Pour produire de la pensée, le temps est-il pour vous un facteur déterminant?
Raphaël: Assurément. Trop de gens visent la rapidité et l’accumulation de tout, alors que mieux vaudrait faire moins de choses en s’accordant ce temps de la réflexion.
Cristina: Le cerveau a besoin de temps de repos pour digérer les savoirs et établir des connexions. Du reste, nos pensées surgissent souvent dans les moments où l’on n’est pas happé par le flot continu des informations, par exemple en marchant dans la rue ou sous la douche.
Afin de favoriser le travail autour de la pensée à l’école, que changeriez-vous?
Cristina: J’importerais de mon expérience américaine la culture de débat. Discuter davantage en classe et réfléchir ensemble permettrait d’approfondir la matière en se confrontant aux idées des autres.
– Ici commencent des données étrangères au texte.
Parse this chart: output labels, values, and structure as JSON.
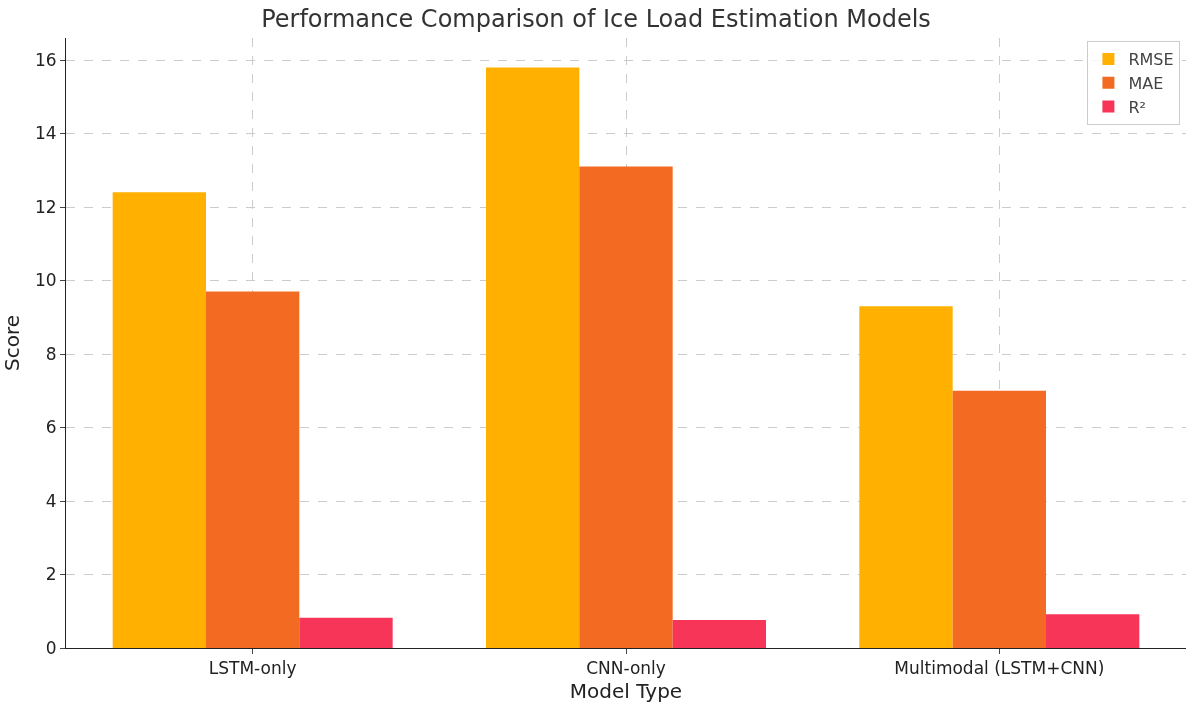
{
  "chart_data": {
    "type": "bar",
    "title": "Performance Comparison of Ice Load Estimation Models",
    "xlabel": "Model Type",
    "ylabel": "Score",
    "categories": [
      "LSTM-only",
      "CNN-only",
      "Multimodal (LSTM+CNN)"
    ],
    "series": [
      {
        "name": "RMSE",
        "color": "#ffb000",
        "values": [
          12.4,
          15.8,
          9.3
        ]
      },
      {
        "name": "MAE",
        "color": "#f36b22",
        "values": [
          9.7,
          13.1,
          7.0
        ]
      },
      {
        "name": "R²",
        "color": "#f73558",
        "values": [
          0.82,
          0.76,
          0.92
        ]
      }
    ],
    "ylim": [
      0,
      16.6
    ],
    "yticks": [
      0,
      2,
      4,
      6,
      8,
      10,
      12,
      14,
      16
    ],
    "grid": true,
    "legend": "top right"
  }
}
Au collège, de tous les cours, ceux de philo, les plus centrés sur la réflexion, sont ceux qui m’apportent le plus.
Raphaël: Je suis entièrement d’accord avec Cristina. Ma prof de philo aimerait introduire davantage de débats, mais elle se heurte au fait que beaucoup d’étudiants dans la classe n’ont pas envie de prendre la parole pour exprimer leurs opinions. Cela met en évidence la nécessité d’introduire ces temps de réflexion et d’expression bien avant le collège pour que cela devienne une habitude.
Pour pouvoir ajouter ces moments de débats, faudrait-il retrancher quelque chose au programme?
Raphaël: En cours de philosophie, on pourrait aisément intercaler des minutes de débats au milieu de la présentation de l’histoire de la pensée, tout en conservant l’ensemble des contenus. Avec des temps de discussion qui seraient à introduire dans toutes les branches, la théorie se fixerait encore mieux dans nos esprits.
Cristina: Faire des liens avec l’actualité dans tous les cours me paraîtrait judicieux, sans pour autant enlever des contenus. A chaque fois que l’histoire est mise en perspective avec le présent, c’est plus facile d’apprendre et cela peut se faire même en parlant de Platon ou de Socrate, la philosophie ayant clairement des résonances avec la politique actuelle.